Yes. Most of the tracked standards cover important products, but a few cover critical ones: the secure-element platform standard (EN 50764), plus the work on hardware devices with security boxes, smart meter gateways, and smartcards. Critical products must use a European cybersecurity certification scheme where one is mandated, or otherwise the same third-party assessment routes as Class II products. The Critical products section above lists them separately. A harmonised standard does not let a critical product skip that assessment the way it can for an important Class I product.

When will the standards be published in the Official Journal?

There is no confirmed publication date for any CRA harmonised standard. The ETSI EN 304 6xx drafts are closest, several at mature or final-draft stage, but each still has to clear its formal vote and the Commission's assessment before a reference can be cited.

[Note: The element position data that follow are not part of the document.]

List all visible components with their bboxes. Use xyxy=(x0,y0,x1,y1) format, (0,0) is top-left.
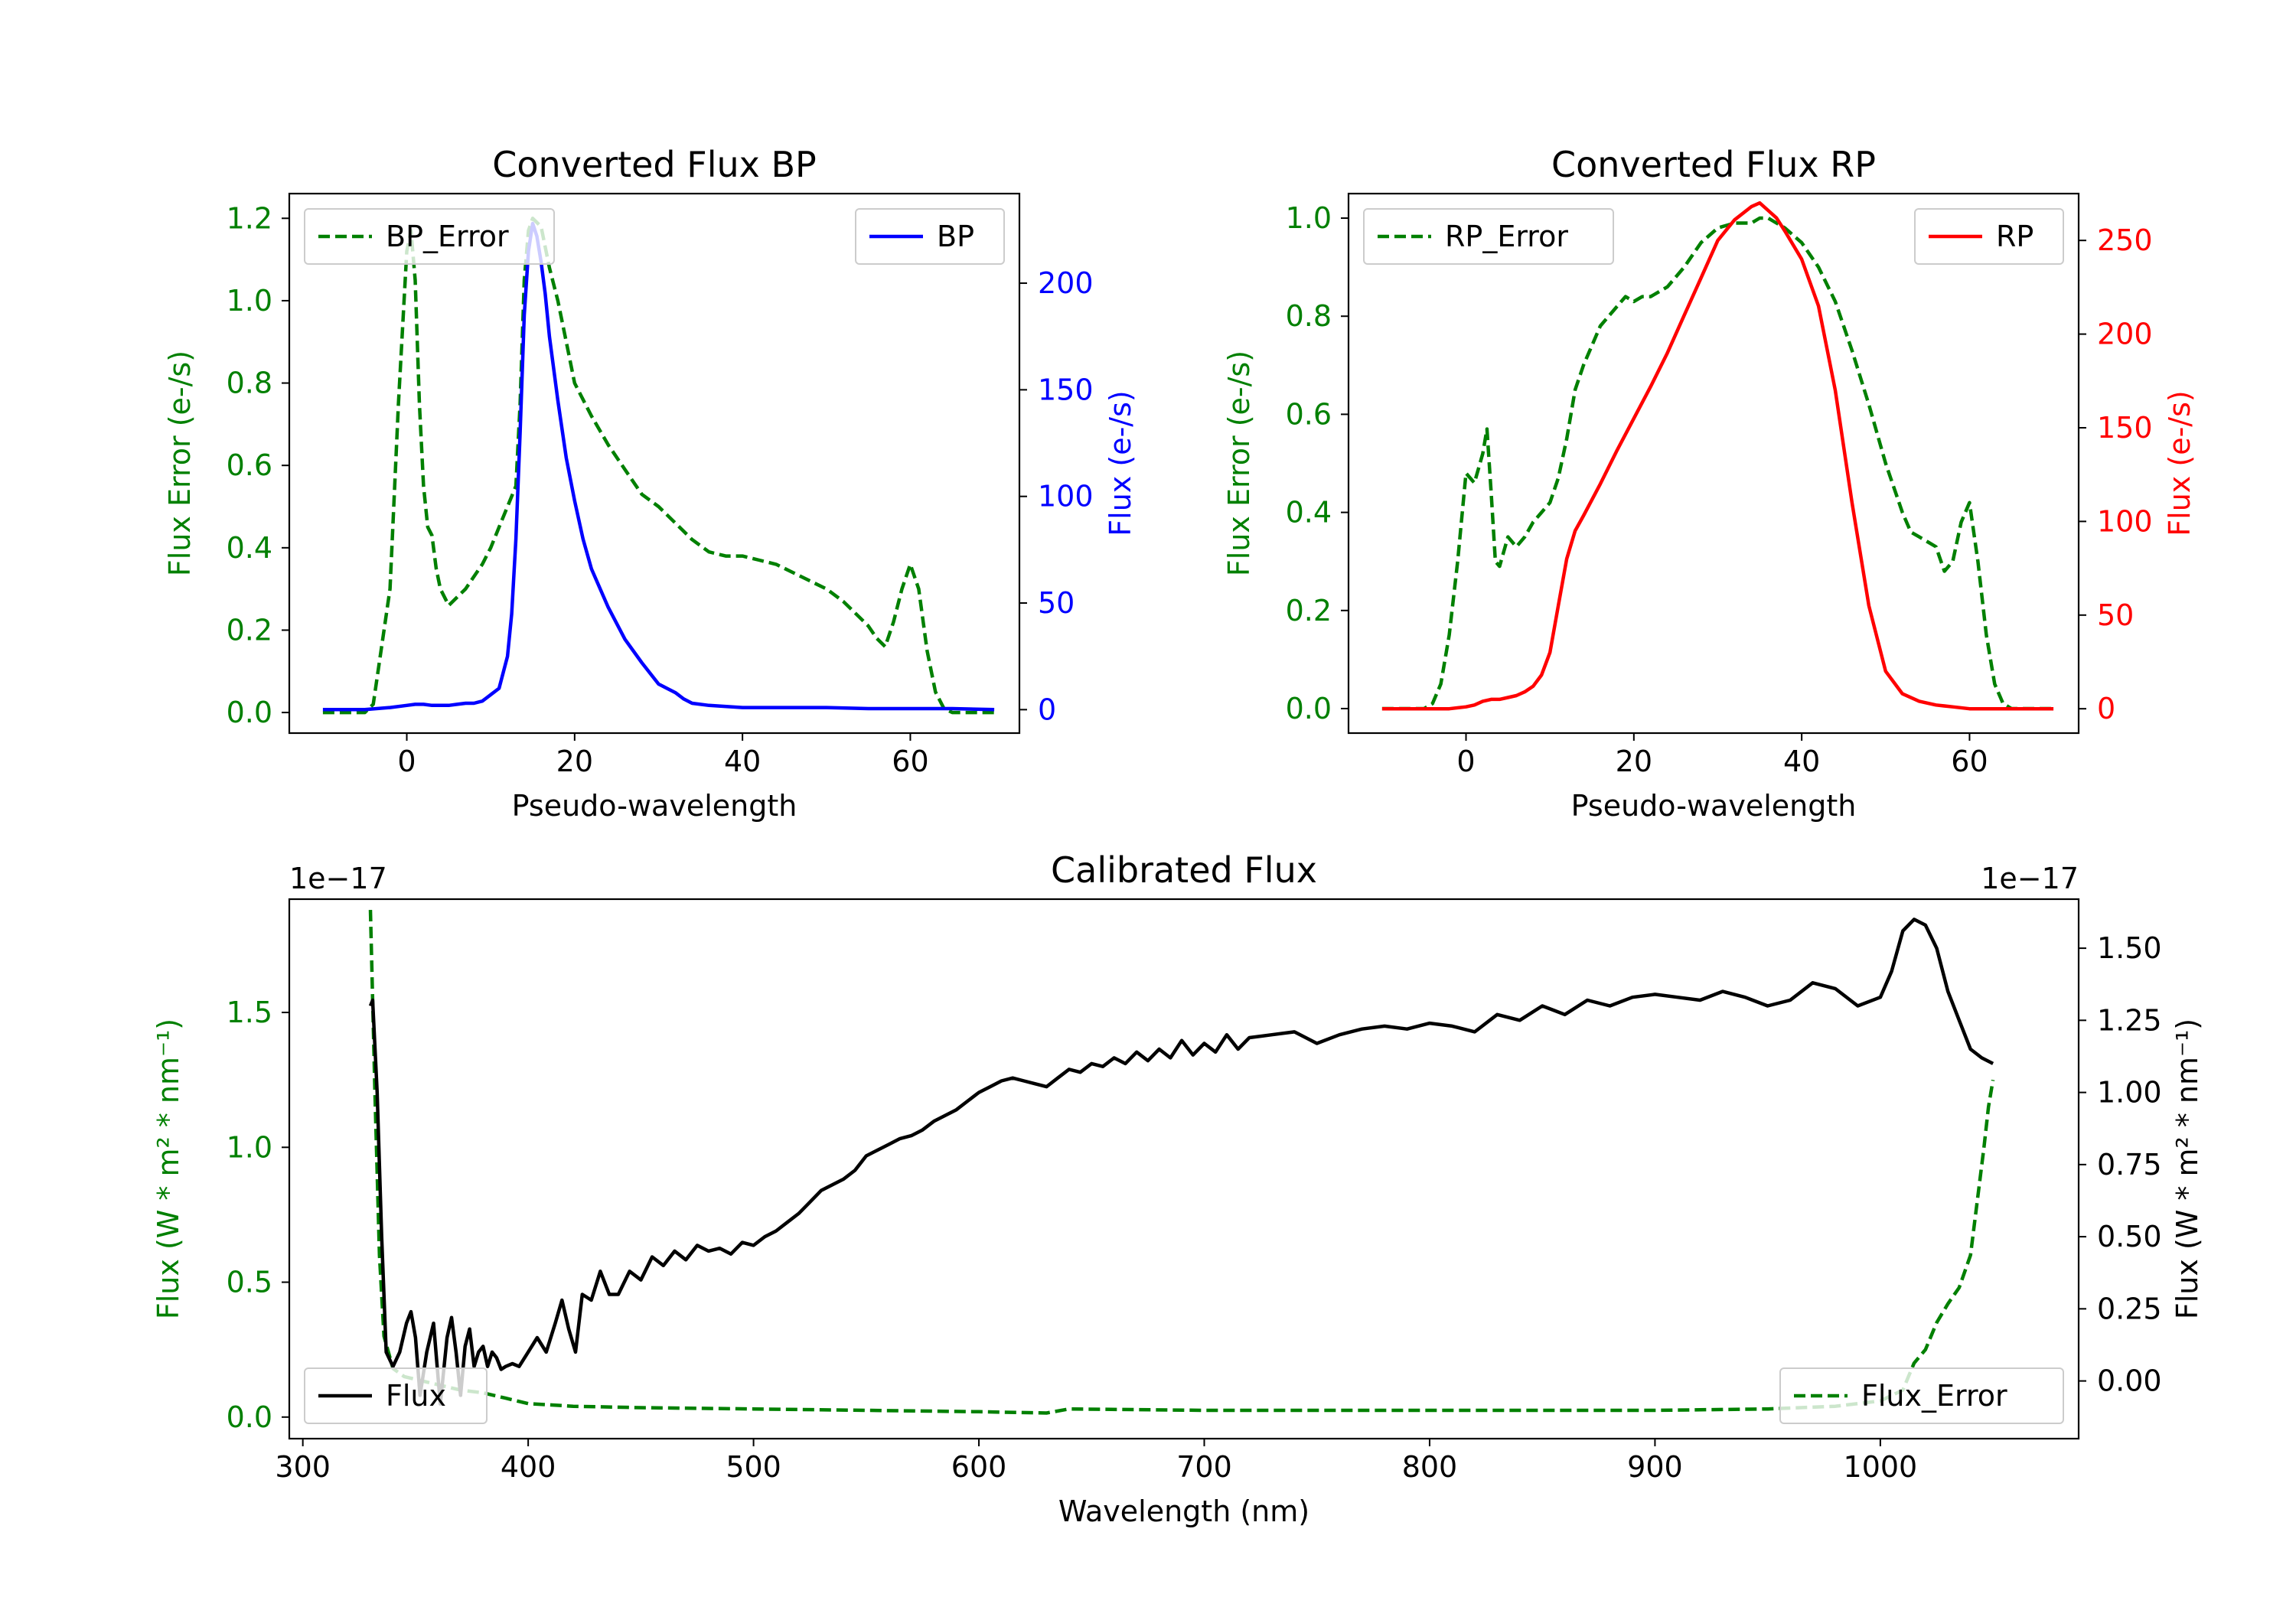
y-left-tick-label: 0.0 xyxy=(1286,692,1332,725)
y-left-tick-label: 1.5 xyxy=(227,996,272,1029)
legend-flux-error: Flux_Error xyxy=(1779,1367,2064,1424)
y-right-tick-label: 250 xyxy=(2097,223,2153,257)
y-left-tick-label: 0.2 xyxy=(1286,594,1332,627)
y-right-tick-label: 0 xyxy=(1038,693,1056,726)
legend-flux: Flux xyxy=(304,1367,488,1424)
legend-box xyxy=(1363,208,1614,265)
legend-label: RP_Error xyxy=(1445,220,1568,253)
y-right-tick-label: 0.25 xyxy=(2097,1292,2162,1325)
y-left-tick-label: 0.8 xyxy=(227,367,272,400)
y-right-tick-label: 150 xyxy=(2097,411,2153,445)
chart-3: 300 400 500 600 700 800 900 1000 0.0 0.5 1.0 1.5 0.0… xyxy=(152,849,2204,1528)
y-right-tick-label: 0.50 xyxy=(2097,1220,2162,1253)
x-tick-label: 1000 xyxy=(1844,1450,1918,1484)
series-line-rp xyxy=(1381,200,2054,711)
legend-label: BP xyxy=(937,220,974,253)
y-left-tick-label: 0.5 xyxy=(227,1266,272,1299)
y-left-tick-label: 1.0 xyxy=(227,284,272,318)
x-tick-label: 800 xyxy=(1402,1450,1458,1484)
legend-bp: BP xyxy=(855,208,1005,265)
chart-title: Converted Flux RP xyxy=(1551,144,1876,185)
y-right-tick-label: 0.00 xyxy=(2097,1364,2162,1398)
x-tick-label: 900 xyxy=(1627,1450,1683,1484)
x-tick-label: 40 xyxy=(1783,745,1820,778)
series-line-rp-error xyxy=(1381,216,2054,711)
series-line-bp-error xyxy=(322,217,995,715)
plot-frame xyxy=(1347,192,2080,735)
legend-rp-error: RP_Error xyxy=(1363,208,1614,265)
legend-box xyxy=(1914,208,2064,265)
legend-box xyxy=(1779,1367,2064,1424)
chart-2: 0 20 40 60 0.0 0.2 0.4 0.6 0.8 1.0 0 50 100 150 200 250… xyxy=(1222,144,2197,823)
y-right-tick-label: 0 xyxy=(2097,692,2115,725)
x-tick-label: 0 xyxy=(397,745,416,778)
legend-label: Flux xyxy=(386,1379,446,1413)
x-tick-label: 300 xyxy=(275,1450,331,1484)
y-right-axis-label: Flux (e-/s) xyxy=(1104,390,1137,536)
x-tick-label: 20 xyxy=(1616,745,1652,778)
y-left-tick-label: 0.0 xyxy=(227,1400,272,1434)
x-tick-label: 40 xyxy=(724,745,761,778)
legend-label: BP_Error xyxy=(386,220,509,253)
chart-title: Converted Flux BP xyxy=(492,144,817,185)
y-right-tick-label: 100 xyxy=(1038,480,1094,513)
y-left-tick-label: 1.0 xyxy=(1286,201,1332,235)
y-left-tick-label: 1.0 xyxy=(227,1130,272,1164)
legend-box xyxy=(304,1367,488,1424)
y-right-tick-label: 1.00 xyxy=(2097,1076,2162,1110)
y-right-tick-label: 50 xyxy=(1038,586,1075,620)
series-line-flux-error xyxy=(368,910,1995,1415)
chart-title: Calibrated Flux xyxy=(1051,849,1317,891)
x-tick-label: 500 xyxy=(726,1450,781,1484)
x-axis-label: Wavelength (nm) xyxy=(1058,1495,1309,1528)
x-tick-label: 60 xyxy=(892,745,928,778)
y-left-tick-label: 0.8 xyxy=(1286,299,1332,333)
series-line-flux xyxy=(368,918,1994,1407)
y-left-axis-label: Flux Error (e-/s) xyxy=(163,350,197,576)
x-axis-label: Pseudo-wavelength xyxy=(512,789,797,823)
x-axis-label: Pseudo-wavelength xyxy=(1571,789,1857,823)
y-left-tick-label: 0.2 xyxy=(227,613,272,647)
y-right-axis-label: Flux (e-/s) xyxy=(2163,390,2197,536)
legend-label: Flux_Error xyxy=(1861,1379,2007,1413)
legend-box xyxy=(855,208,1005,265)
y-right-tick-label: 1.50 xyxy=(2097,931,2162,965)
y-right-offset-text: 1e−17 xyxy=(1981,862,2079,895)
y-left-tick-label: 0.4 xyxy=(1286,496,1332,530)
y-left-axis-label: Flux (W * m² * nm⁻¹) xyxy=(152,1019,185,1319)
y-left-tick-label: 0.6 xyxy=(1286,397,1332,431)
legend-bp-error: BP_Error xyxy=(304,208,555,265)
y-right-tick-label: 200 xyxy=(2097,318,2153,351)
x-tick-label: 400 xyxy=(501,1450,556,1484)
x-tick-label: 600 xyxy=(951,1450,1007,1484)
y-left-offset-text: 1e−17 xyxy=(289,862,387,895)
plot-frame xyxy=(288,898,2080,1440)
x-tick-label: 700 xyxy=(1176,1450,1232,1484)
y-right-tick-label: 0.75 xyxy=(2097,1148,2162,1182)
y-left-tick-label: 1.2 xyxy=(227,201,272,235)
y-right-tick-label: 50 xyxy=(2097,598,2134,632)
chart-1: 0 20 40 60 0.0 0.2 0.4 0.6 0.8 1.0 1.2 0 50 100 150 200… xyxy=(163,144,1137,823)
legend-box xyxy=(304,208,555,265)
y-right-tick-label: 200 xyxy=(1038,266,1094,300)
y-left-tick-label: 0.6 xyxy=(227,448,272,482)
y-right-tick-label: 150 xyxy=(1038,373,1094,406)
x-tick-label: 20 xyxy=(556,745,593,778)
y-right-tick-label: 100 xyxy=(2097,504,2153,538)
y-right-axis-label: Flux (W * m² * nm⁻¹) xyxy=(2170,1019,2204,1319)
y-right-tick-label: 1.25 xyxy=(2097,1003,2162,1037)
y-left-tick-label: 0.0 xyxy=(227,696,272,729)
x-tick-label: 0 xyxy=(1456,745,1475,778)
x-tick-label: 60 xyxy=(1951,745,1988,778)
legend-rp: RP xyxy=(1914,208,2064,265)
legend-label: RP xyxy=(1996,220,2033,253)
plot-frame xyxy=(288,192,1021,735)
y-left-axis-label: Flux Error (e-/s) xyxy=(1222,350,1256,576)
y-left-tick-label: 0.4 xyxy=(227,531,272,565)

Treat the status column here as the current state and check the standards bodies' trackers linked above for movement.

Prepare before a standard is published

  1. Confirm your product category and conformity route in product classification, which decides whether a published standard would let you self-assess.
  2. Find the draft that matches your category in the tables above and read it to anticipate the concrete provisions.
  3. Build the technical documentation that demonstrates conformity with Annex I directly, so you are not dependent on a standard being published.
  4. Produce and maintain an SBOM and a documented risk assessment, which every category will require.
  5. Stand up your vulnerability handling and reporting process, due regardless of which standard applies.
  6. Re-check this tracker and the standards bodies' trackers for status changes; the first Official Journal citation is what unlocks the presumption of conformity.